そしてその4500首以上もの歌の約3分の1が何らかの植物を詠んでいると言われており、150種を超える植物が登場しています。

万葉集と植物の関係をしらべていると、面白いことを調べた方がおられました。

その150種類の植物のうち、どの種類が一番多く詠まれているか。

 

1位 萩(はぎ)

   梅

 ぬばたま(ひおうぎ)

 松

 橘(ニッポンタチバナ)

 稲(田・穂)

 アシ

 桜

 をばな、ススキ、かや

10 柳

 

とのことです。
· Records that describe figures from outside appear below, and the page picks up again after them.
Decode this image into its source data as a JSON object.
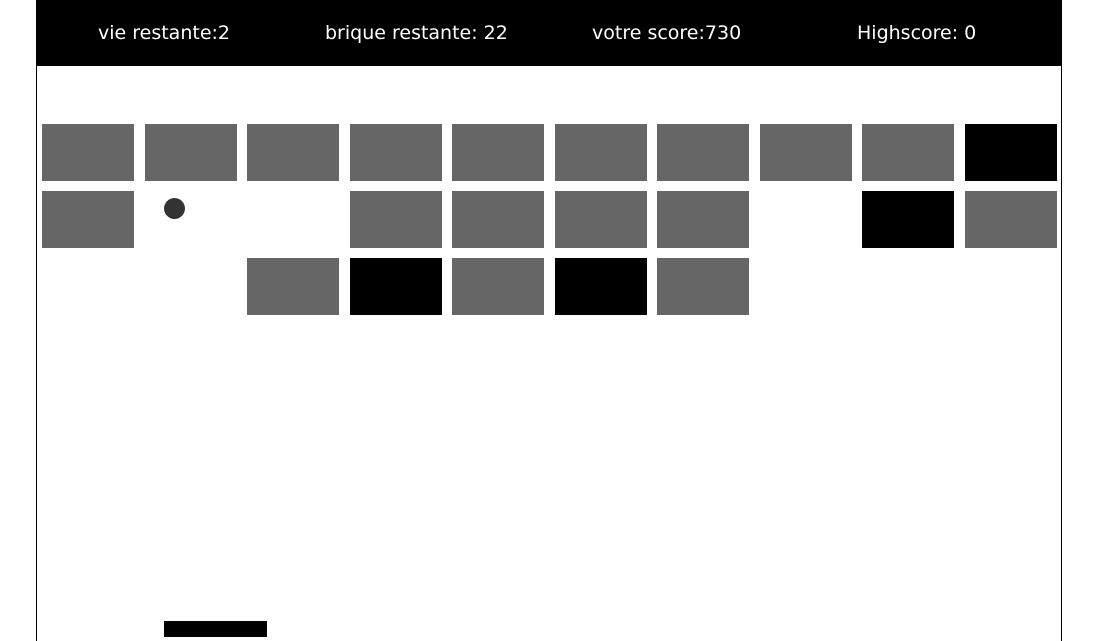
{
  "hud": {
    "lives_text": "vie restante:2",
    "bricks_text": "brique restante: 22",
    "score_text": "votre score:730",
    "highscore_text": "Highscore: 0"
  },
  "colors": {
    "hud_background": "#000000",
    "hud_text": "#ffffff",
    "brick_normal": "#666666",
    "brick_hard": "#000000",
    "ball": "#333333",
    "paddle": "#000000"
  },
  "brick_grid": {
    "columns": 10,
    "rows": [
      [
        "normal",
        "normal",
        "normal",
        "normal",
        "normal",
        "normal",
        "normal",
        "normal",
        "normal",
        "hard"
      ],
      [
        "normal",
        "empty",
        "empty",
        "normal",
        "normal",
        "normal",
        "normal",
        "empty",
        "hard",
        "normal"
      ],
      [
        "empty",
        "empty",
        "normal",
        "hard",
        "normal",
        "hard",
        "normal",
        "empty",
        "empty",
        "empty"
      ]
    ]
  }
}
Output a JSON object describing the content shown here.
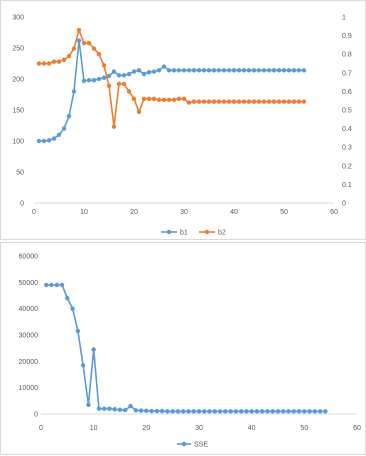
{
  "chart_data": [
    {
      "type": "line",
      "title": "",
      "x": [
        1,
        2,
        3,
        4,
        5,
        6,
        7,
        8,
        9,
        10,
        11,
        12,
        13,
        14,
        15,
        16,
        17,
        18,
        19,
        20,
        21,
        22,
        23,
        24,
        25,
        26,
        27,
        28,
        29,
        30,
        31,
        32,
        33,
        34,
        35,
        36,
        37,
        38,
        39,
        40,
        41,
        42,
        43,
        44,
        45,
        46,
        47,
        48,
        49,
        50,
        51,
        52,
        53,
        54
      ],
      "xlim": [
        0,
        60
      ],
      "xticks": [
        "0",
        "10",
        "20",
        "30",
        "40",
        "50",
        "60"
      ],
      "ylim_left": [
        0,
        300
      ],
      "yticks_left": [
        "0",
        "50",
        "100",
        "150",
        "200",
        "250",
        "300"
      ],
      "ylim_right": [
        0,
        1
      ],
      "yticks_right": [
        "0",
        "0.1",
        "0.2",
        "0.3",
        "0.4",
        "0.5",
        "0.6",
        "0.7",
        "0.8",
        "0.9",
        "1"
      ],
      "grid": false,
      "legend_position": "bottom",
      "series": [
        {
          "name": "b1",
          "axis": "left",
          "color": "#5b9bd5",
          "values": [
            100,
            100,
            101,
            104,
            110,
            120,
            140,
            180,
            262,
            197,
            198,
            198,
            200,
            202,
            205,
            212,
            206,
            206,
            208,
            212,
            214,
            208,
            211,
            212,
            214,
            220,
            214,
            214,
            214,
            214,
            214,
            214,
            214,
            214,
            214,
            214,
            214,
            214,
            214,
            214,
            214,
            214,
            214,
            214,
            214,
            214,
            214,
            214,
            214,
            214,
            214,
            214,
            214,
            214
          ]
        },
        {
          "name": "b2",
          "axis": "right",
          "color": "#ed7d31",
          "values": [
            0.75,
            0.75,
            0.75,
            0.76,
            0.76,
            0.77,
            0.79,
            0.83,
            0.93,
            0.86,
            0.86,
            0.83,
            0.8,
            0.74,
            0.63,
            0.41,
            0.64,
            0.64,
            0.6,
            0.56,
            0.49,
            0.56,
            0.56,
            0.56,
            0.555,
            0.555,
            0.555,
            0.555,
            0.56,
            0.56,
            0.54,
            0.545,
            0.545,
            0.545,
            0.545,
            0.545,
            0.545,
            0.545,
            0.545,
            0.545,
            0.545,
            0.545,
            0.545,
            0.545,
            0.545,
            0.545,
            0.545,
            0.545,
            0.545,
            0.545,
            0.545,
            0.545,
            0.545,
            0.545
          ]
        }
      ]
    },
    {
      "type": "line",
      "title": "",
      "x": [
        1,
        2,
        3,
        4,
        5,
        6,
        7,
        8,
        9,
        10,
        11,
        12,
        13,
        14,
        15,
        16,
        17,
        18,
        19,
        20,
        21,
        22,
        23,
        24,
        25,
        26,
        27,
        28,
        29,
        30,
        31,
        32,
        33,
        34,
        35,
        36,
        37,
        38,
        39,
        40,
        41,
        42,
        43,
        44,
        45,
        46,
        47,
        48,
        49,
        50,
        51,
        52,
        53,
        54
      ],
      "xlim": [
        0,
        60
      ],
      "xticks": [
        "0",
        "10",
        "20",
        "30",
        "40",
        "50",
        "60"
      ],
      "ylim": [
        0,
        60000
      ],
      "yticks": [
        "0",
        "10000",
        "20000",
        "30000",
        "40000",
        "50000",
        "60000"
      ],
      "grid": false,
      "legend_position": "bottom",
      "series": [
        {
          "name": "SSE",
          "color": "#5b9bd5",
          "values": [
            49000,
            49000,
            49000,
            49000,
            44000,
            40000,
            31500,
            18500,
            3500,
            24500,
            2000,
            2000,
            2000,
            1800,
            1600,
            1500,
            3000,
            1400,
            1300,
            1200,
            1100,
            1100,
            1100,
            1000,
            1000,
            1000,
            1000,
            1000,
            1000,
            1000,
            1000,
            1000,
            1000,
            1000,
            1000,
            1000,
            1000,
            1000,
            1000,
            1000,
            1000,
            1000,
            1000,
            1000,
            1000,
            1000,
            1000,
            1000,
            1000,
            1000,
            1000,
            1000,
            1000,
            1000
          ]
        }
      ]
    }
  ]
}
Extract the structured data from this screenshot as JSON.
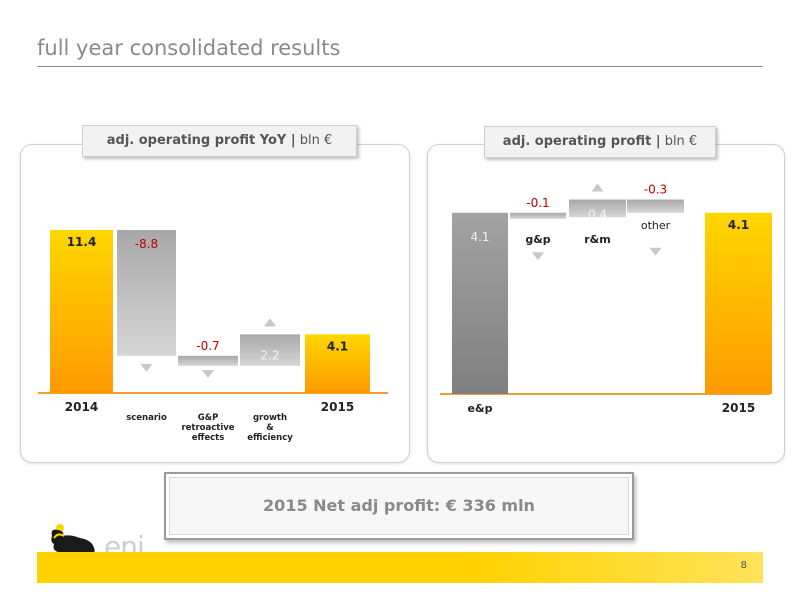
{
  "slide": {
    "title": "full year consolidated results",
    "page_number": "8",
    "net_profit_text": "2015 Net adj profit: € 336 mln",
    "logo_text": "eni"
  },
  "left_panel": {
    "tab_bold": "adj. operating profit YoY |",
    "tab_unit": " bln €"
  },
  "right_panel": {
    "tab_bold": "adj. operating profit |",
    "tab_unit": " bln €"
  },
  "colors": {
    "total_bar": "#ffb300",
    "total_bar_light": "#ffd700",
    "grey_bar": "#9c9c9c",
    "light_grey_bar": "#b3b3b3",
    "negative_value": "#c00000",
    "baseline": "#f0a030",
    "footer": "#ffd200"
  },
  "chart_data": [
    {
      "type": "bar",
      "title": "adj. operating profit YoY | bln €",
      "categories": [
        "2014",
        "scenario",
        "G&P retroactive effects",
        "growth & efficiency",
        "2015"
      ],
      "category_labels": [
        [
          "2014"
        ],
        [
          "scenario"
        ],
        [
          "G&P",
          "retroactive",
          "effects"
        ],
        [
          "growth",
          "&",
          "efficiency"
        ],
        [
          "2015"
        ]
      ],
      "values": [
        11.4,
        -8.8,
        -0.7,
        2.2,
        4.1
      ],
      "value_labels": [
        "11.4",
        "-8.8",
        "-0.7",
        "2.2",
        "4.1"
      ],
      "kinds": [
        "total",
        "delta",
        "delta",
        "delta",
        "total"
      ],
      "arrows": [
        "none",
        "down",
        "down",
        "up",
        "none"
      ],
      "ylim": [
        0,
        12
      ]
    },
    {
      "type": "bar",
      "title": "adj. operating profit | bln €",
      "categories": [
        "e&p",
        "g&p",
        "r&m",
        "other",
        "2015"
      ],
      "category_labels": [
        [
          "e&p"
        ],
        [
          "g&p"
        ],
        [
          "r&m"
        ],
        [
          "other"
        ],
        [
          "2015"
        ]
      ],
      "values": [
        4.1,
        -0.1,
        0.4,
        -0.3,
        4.1
      ],
      "value_labels": [
        "4.1",
        "-0.1",
        "0.4",
        "-0.3",
        "4.1"
      ],
      "kinds": [
        "segment",
        "delta",
        "delta",
        "delta",
        "total"
      ],
      "arrows": [
        "none",
        "down",
        "up",
        "down",
        "none"
      ],
      "ylim": [
        0,
        4.5
      ]
    }
  ]
}
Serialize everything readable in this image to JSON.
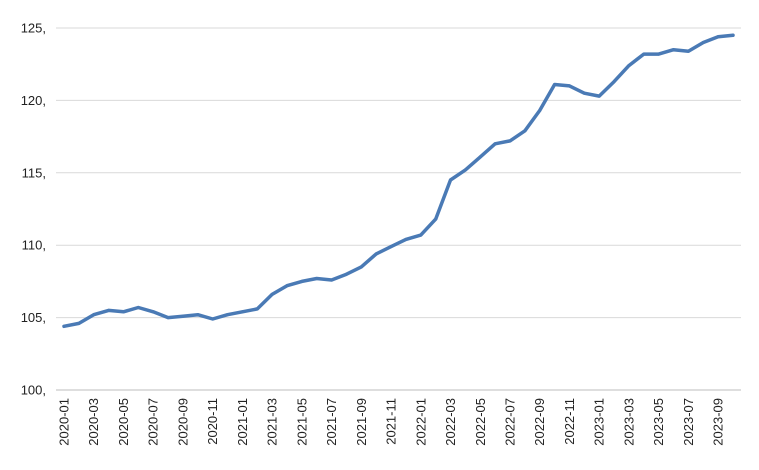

これらの植物の名前から情景を想像することで、日本の風景が思い浮かびますね。

その他にもちょうど今花の綺麗なカキツバタ・アヤメなどもあります。

過去にもこちらの記事でご紹介をしています。

 

 

今は昔と違い技術がすすみ、テレビだけでなく、どこにいてもゲームや映画を楽しみ、また大切な人と話をすることができますが、昔は日々の楽しみといえば、身のまわりの変化に目を向け、それを楽しんでいました。時代時代によって、時間の使い方、楽しみ方は変われど、この万葉集で詠まれているような時間・風景が少しでも受け継がれていけばいいなと思います。そういう意味では今回の改元により、令和という言葉が万葉集から名付けられたことを思うと、これからの日本が大切にしていきたいこと、歴史・文化を紡いでいく上で深い意味があるなと思います。